Visée

L’outil appelle la col­lab­o­ra­tion, la col­lab­o­ra­tion le vête­ment; ne va pas nu qui fran­chit le cer­cle intime de la famille ou du groupe. Douze mille ans après le néolithique, nous voici à la fin du vingtième siè­cle: appa­raît l’outil des out­ils que l’on nomme en rai­son de sa fonc­tion pre­mière, le télé­phone (portable). Un vecteur indi­vidu­el d’in­ter­ac­tion avec le monde des machines qui informe, con­forme, ordonne, sim­pli­fie et com­plique les rela­tions entre l’homme et les hommes, entre l’homme et le monde. Quoique sub­til entre tous, cet out­il est encore un médi­a­teur et à ce titre un loin­tain héri­ti­er de la pierre polie. L’un comme l’autre sont extérieurs ou si l’on veut “devant l’homme”. L’in­di­vidu ouvre la main, saisit le télé­phone, le manip­ule. Après les out­ils et l’outil des out­ils, a lieu ces jours une troisième révo­lu­tion. Au terme d’un proces­sus de dématéri­al­i­sa­tion le télé­phone libère son con­tenu qui s’in­tro­duit sous la peau et fait irrup­tion dans le corps pro­pre. Ravis de la prouesse tech­nique les sci­en­tistes bap­tisent le résul­tat, c’est l’homme con­nec­té. Or, l’ex­pres­sion est trompeuse.

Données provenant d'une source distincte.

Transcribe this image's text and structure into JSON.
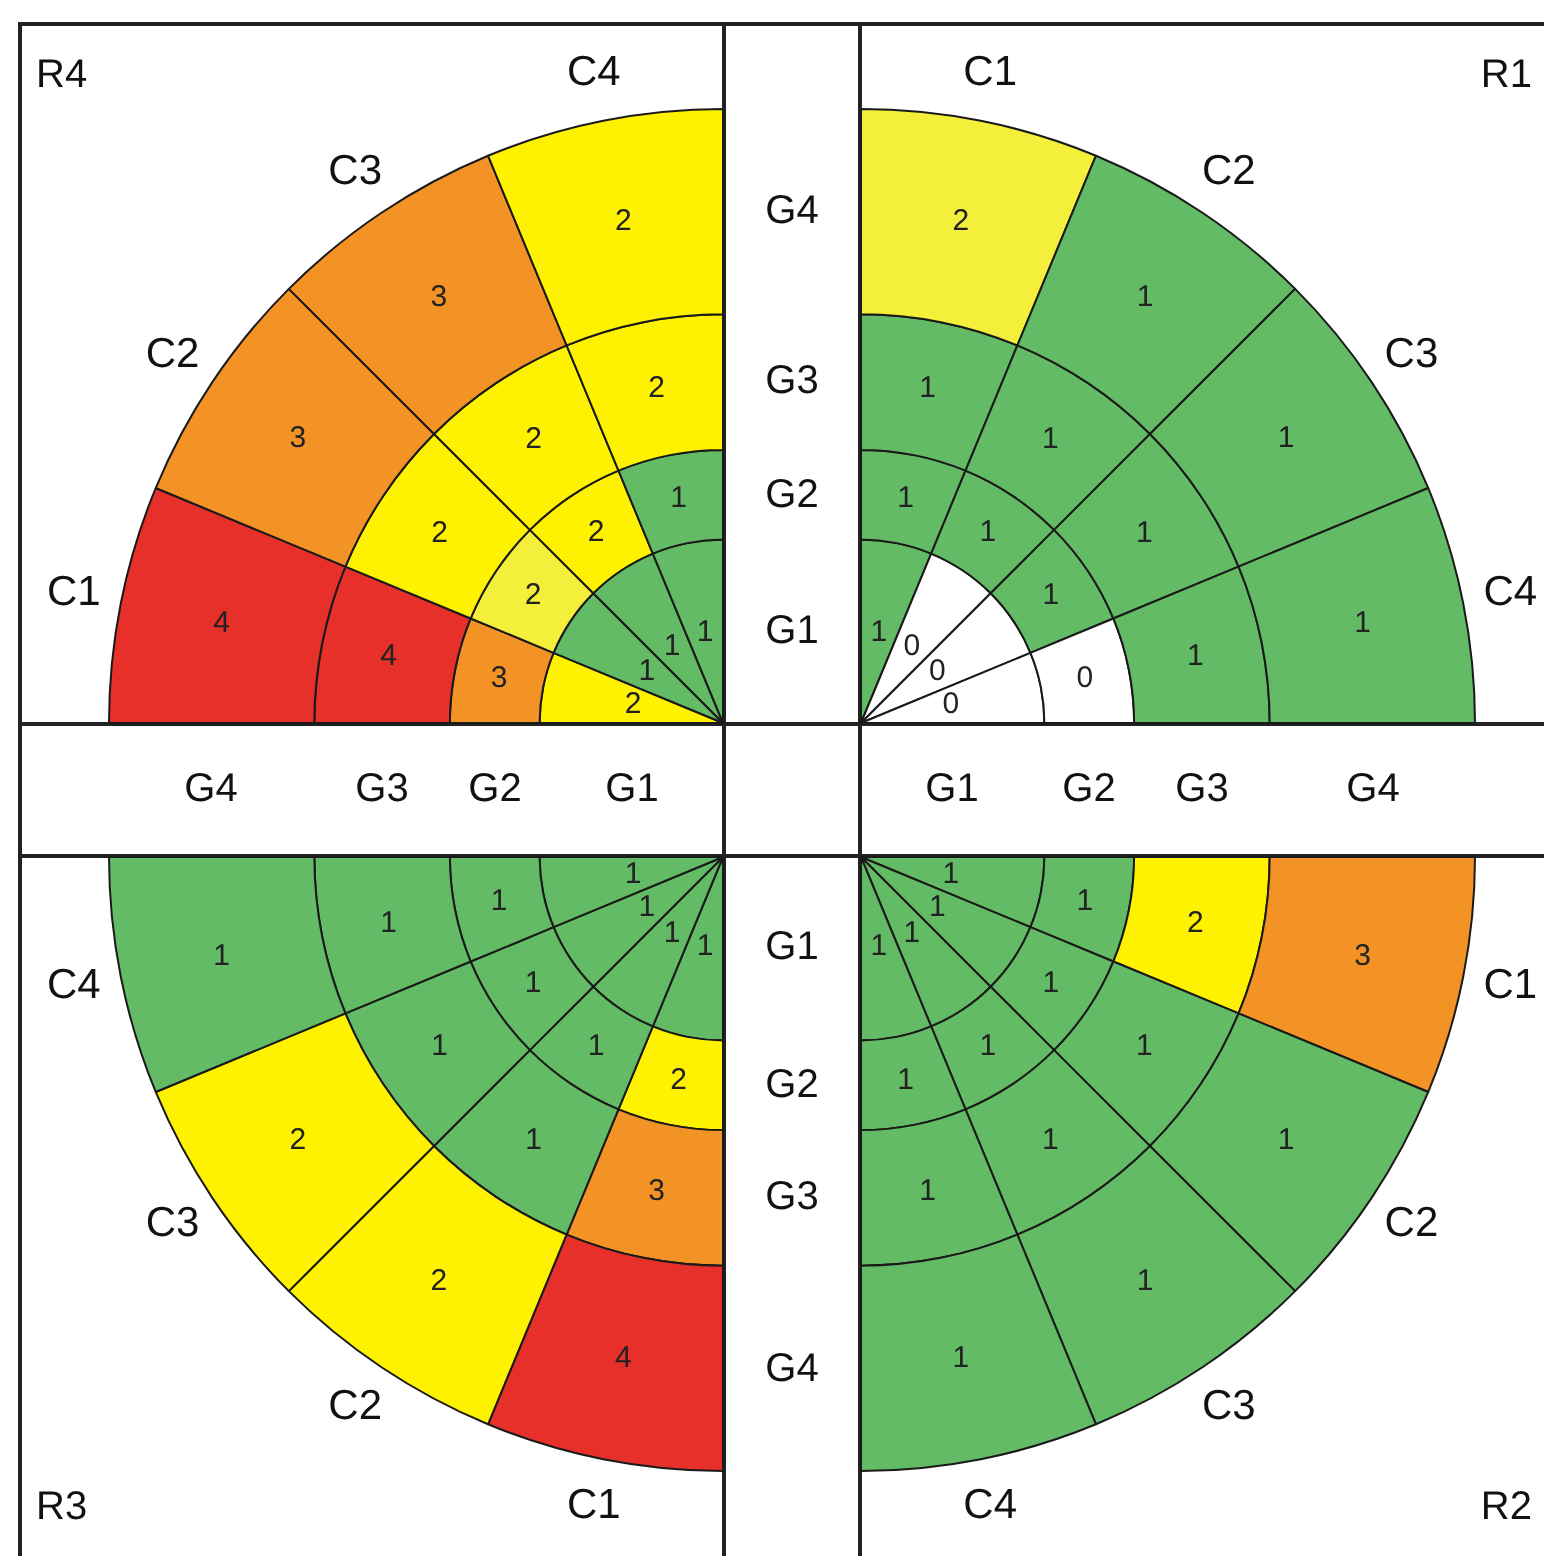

Car il ne peut être ques­tion d’homme puisque qu’il n’est plus ques­tion d’au­tonomie (laque­lle exige un degré lim­ité de dépen­dance); en réal­ité, nous avons affaire à un “objet con­nec­té”. Désor­mais il faut ranger au côté des cafetières pro­gram­ma­bles, des ton­deuses intel­li­gentes, des robots de loisir et des algo­rithmes de recon­nais­sance, un objet nou­veau, l’homme. Il est d’ailleurs vraisem­blable — c’est la meilleure hypothèse — que la refonte cap­i­tal­iste opérée à la faveur de la crise du virus ait pour visée prin­ci­pale ce devenir-objet de l’homme. Ce qui implique en toute logique que les déposi­taires de la visée se sont auto-sous­trait de ce pro­jet de requal­i­fi­ca­tion du groupe humain.